As you can see in my original message I proposed: a block deployer block, a block depoyer webapp block. Web interface and functinality should cleary be kept separately.
Having read the OSGi whitepaper but not having followed in detail the
discussion about the vision of "real blocks", I am confused now.

Aren't OSGi bundles already what Cocoon blocks want to be? "Just" package each block into a bundle with the right dependencies and deploy it into the OSGi kernel.

What am I missing?
The OSGi bundles solves an important and technically complicated part of the "real blocks". Everything we do today with the current "compile time blocks" will be possible to do in a much more convenient way with OSGi bundles, using their mechanisms for deployment, packaging, dependency resolution, classloader isolation etc.

But the block vision doesn't stop there (see http://wiki.apache.org/cocoon/BlockIntroduction for an introduction and http://wiki.apache.org/cocoon/Blocks for more details).
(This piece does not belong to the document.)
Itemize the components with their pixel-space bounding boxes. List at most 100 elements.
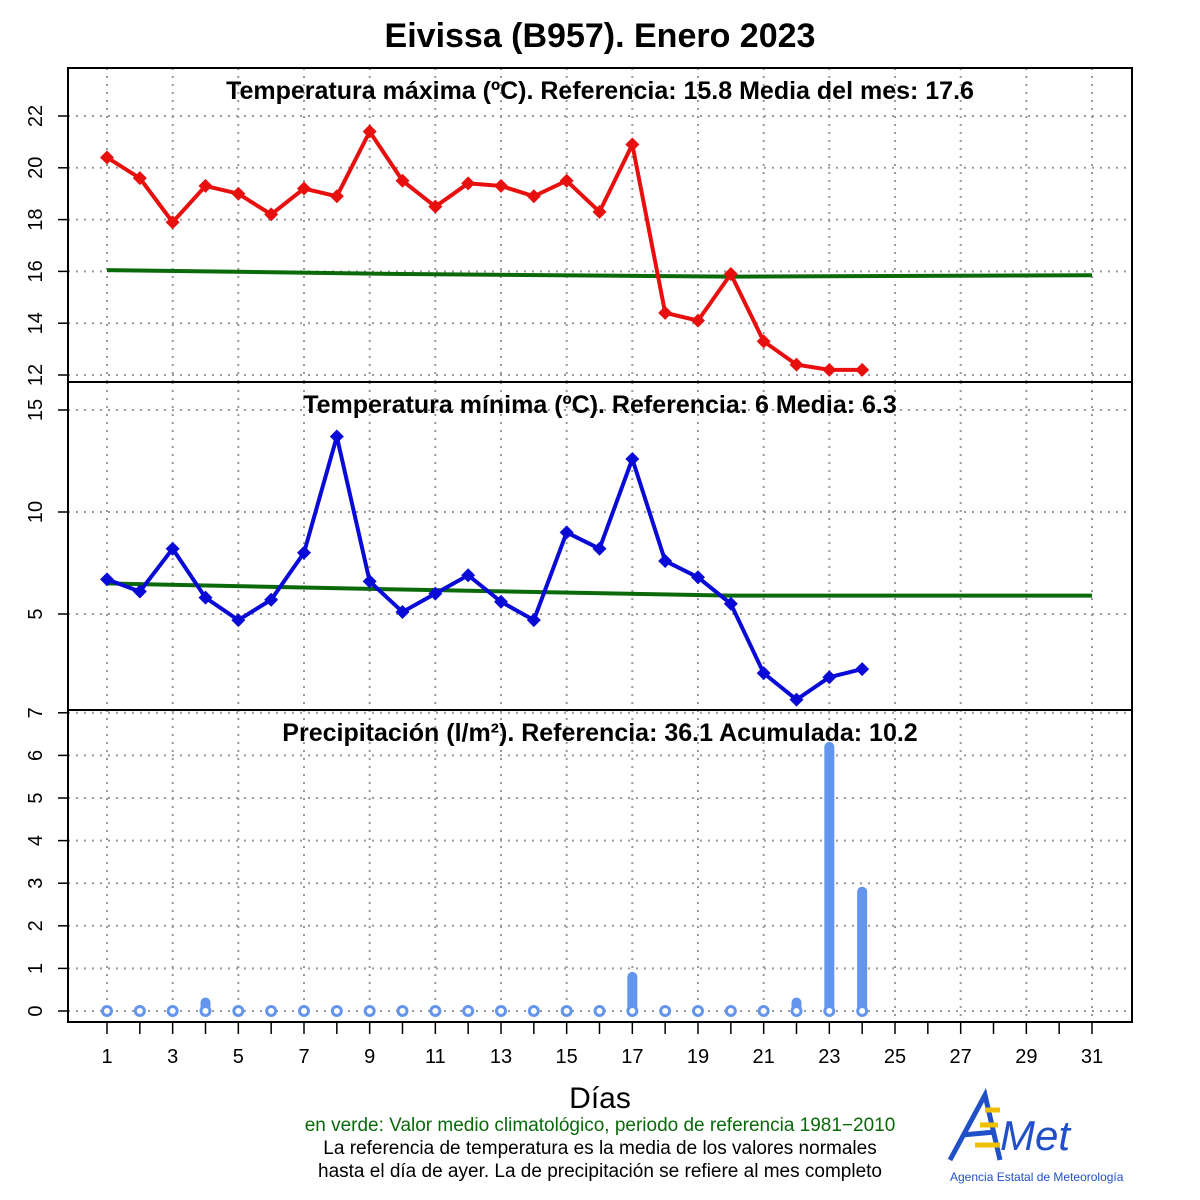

In a layer above the bundle mechanism blocks can also acts as component containers and one block can ask another one for components.

In the top layer, a block can offer sitemap services. Here the relation between a block and the kernel is somewhat analogue to the relation between a servlet and the servlet container. A block can contain a sitemap it can be mounted at a certain URL during deployment, it can contain parameters that are bound at deployment time. There is also a block: protocol that is kind of extended cocoon: protocol for block usage. A block can call piplines in another block through the block: protocol. There will be a certain transformer that rewrites block: URLs to their mount point.

Also blocks are somewhat like objects in OO, they can implement interface blocks and they can extend another block. An extending block can polymorphically override URLs in the extended block.

The sitemap aspect of blocks is not just a better way to do something we really have it provides a new and more structured way to create reusable webapps, see point 5 in my original message in this thread for an example.

More details can be found in the references above.

The sitemap aspect of blocks is on its way. I'm hopefully just a few working days from a first version. Just need to find time for actually doing it.